Her words cut deep. I cared about her more than anyone else. More than I even should, and she knew it. She was just looking for a reaction. By the time she was done with her tirade, she was practically yelling. I couldn't do anything except stare.
"I don't care about you?" I echoed. My mind was having a hard time processing those five words.
"No. I'm another student to you. You just go on and on with your stupid life lessons so that—" I lost it. What little self control I had been able to maintain flew out the proverbial window.
My hand struck out, pushing her pointing hand to the wall. "Don't tell me what I'm feeling." The want, the need, the desire, it all coursed through my body, like a poison spreading through my veins.
Her eyes lit up. She must have figured it out. "That's it, isn't it?" she asked, and feigned innocence… Well kind of.
"What?"
"You're always fighting for control. You're the same as me." And she had a point, well half of a point. I did always have to fight for control, especially around her, but I had found it.
"No. I've learned my control." I heard my voice say. She pushed on, despite my attempts to stop this conversation.
"No, you haven't. You put on a good face, and most of the time you do stay in control. But sometimes you can't. And sometimes…" she trailed off. "Sometimes you don't want to."
The second I heard her voice change, I knew I had to get out of the gym.

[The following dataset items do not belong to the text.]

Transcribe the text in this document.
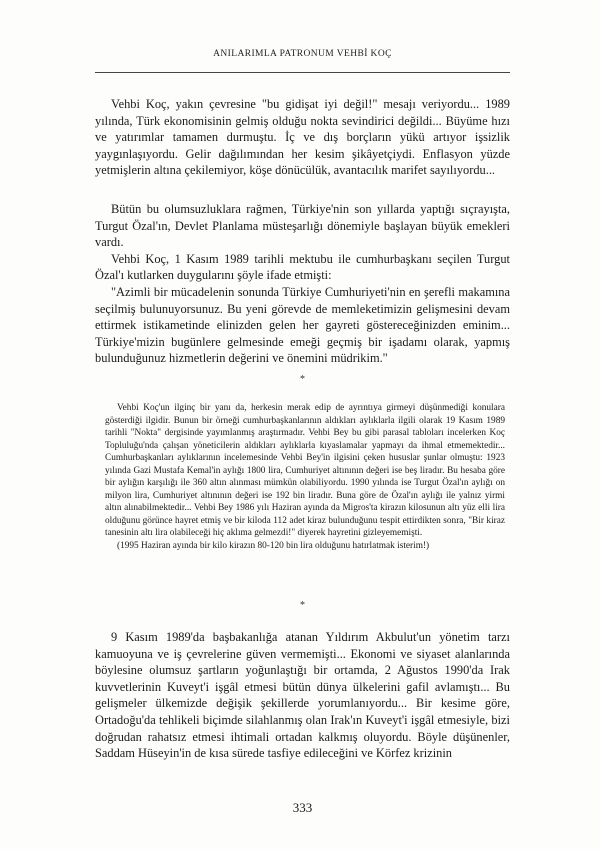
ANILARIMLA PATRONUM VEHBİ KOÇ

Vehbi Koç, yakın çevresine "bu gidişat iyi değil!" mesajı veriyordu... 1989 yılında, Türk ekonomisinin gelmiş olduğu nokta sevindirici değildi... Büyüme hızı ve yatırımlar tamamen durmuştu. İç ve dış borçların yükü artıyor işsizlik yaygınlaşıyordu. Gelir dağılımından her kesim şikâyetçiydi. Enflasyon yüzde yetmişlerin altına çekilemiyor, köşe dönücülük, avantacılık marifet sayılıyordu...

Bütün bu olumsuzluklara rağmen, Türkiye'nin son yıllarda yaptığı sıçrayışta, Turgut Özal'ın, Devlet Planlama müsteşarlığı dönemiyle başlayan büyük emekleri vardı.

Vehbi Koç, 1 Kasım 1989 tarihli mektubu ile cumhurbaşkanı seçilen Turgut Özal'ı kutlarken duygularını şöyle ifade etmişti:

"Azimli bir mücadelenin sonunda Türkiye Cumhuriyeti'nin en şerefli makamına seçilmiş bulunuyorsunuz. Bu yeni görevde de memleketimizin gelişmesini devam ettirmek istikametinde elinizden gelen her gayreti göstereceğinizden eminim... Türkiye'mizin bugünlere gelmesinde emeği geçmiş bir işadamı olarak, yapmış bulunduğunuz hizmetlerin değerini ve önemini müdrikim."

*

Vehbi Koç'un ilginç bir yanı da, herkesin merak edip de ayrıntıya girmeyi düşünmediği konulara gösterdiği ilgidir. Bunun bir örneği cumhurbaşkanlarının aldıkları aylıklarla ilgili olarak 19 Kasım 1989 tarihli "Nokta" dergisinde yayımlanmış araştırmadır. Vehbi Bey bu gibi parasal tabloları incelerken Koç Topluluğu'nda çalışan yöneticilerin aldıkları aylıklarla kıyaslamalar yapmayı da ihmal etmemektedir... Cumhurbaşkanları aylıklarının incelemesinde Vehbi Bey'in ilgisini çeken hususlar şunlar olmuştu: 1923 yılında Gazi Mustafa Kemal'in aylığı 1800 lira, Cumhuriyet altınının değeri ise beş liradır. Bu hesaba göre bir aylığın karşılığı ile 360 altın alınması mümkün olabiliyordu. 1990 yılında ise Turgut Özal'ın aylığı on milyon lira, Cumhuriyet altınının değeri ise 192 bin liradır. Buna göre de Özal'ın aylığı ile yalnız yirmi altın alınabilmektedir... Vehbi Bey 1986 yılı Haziran ayında da Migros'ta kirazın kilosunun altı yüz elli lira olduğunu görünce hayret etmiş ve bir kiloda 112 adet kiraz bulunduğunu tespit ettirdikten sonra, "Bir kiraz tanesinin altı lira olabileceği hiç aklıma gelmezdi!" diyerek hayretini gizleyememişti.

(1995 Haziran ayında bir kilo kirazın 80-120 bin lira olduğunu hatırlatmak isterim!)

*

9 Kasım 1989'da başbakanlığa atanan Yıldırım Akbulut'un yönetim tarzı kamuoyuna ve iş çevrelerine güven vermemişti... Ekonomi ve siyaset alanlarında böylesine olumsuz şartların yoğunlaştığı bir ortamda, 2 Ağustos 1990'da Irak kuvvetlerinin Kuveyt'i işgâl etmesi bütün dünya ülkelerini gafil avlamıştı... Bu gelişmeler ülkemizde değişik şekillerde yorumlanıyordu... Bir kesime göre, Ortadoğu'da tehlikeli biçimde silahlanmış olan Irak'ın Kuveyt'i işgâl etmesiyle, bizi doğrudan rahatsız etmesi ihtimali ortadan kalkmış oluyordu. Böyle düşünenler, Saddam Hüseyin'in de kısa sürede tasfiye edileceğini ve Körfez krizinin

333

However, the need coursing through my veins, held me in place. I took a deep breath, hoping my voice didn't betray me, and said, "Rose…"
She literally threw herself at me. Before I could comprehend anything, I felt her lips on mine, soft and warm. Without thinking, I kissed back. My free hand wound itself into her silky hair. I could feel our emotions swirling, finding release in this kiss.
'This is wrong. She's your student, your pupil. Stop this.' A little voice in the back of my head whispered. It broke through my trance, and I jerked myself back, away from her, stumbling.
"Do not do that again." I said, catching my breath. How could I have let my defenses down? I thought. How could I let it get that far?
"Don't kiss me back, then." She replied, voice bitter.
I couldn't do anything except stare. I wanted her, but more importantly, I didn't like hurting her. Which I could tell I had just done. Finally, my voice came back. "I don't give 'Zen lessons' to hear myself talk. I don't give them because you're another student. I'm doing this to teach you control." I managed to choke out in what sounded like a strong voice. Yet, I could still feel my heart beating faster than usual.
"You're doing a great job." She said sardonically.
Closing my eye, I took a deep breath, and exhaled. I strode quickly towards the door of the gym, not looking back. "бляпашлифсенахуймудаки" I muttered, giving thanks that she hadn't started to pick up on my Russian.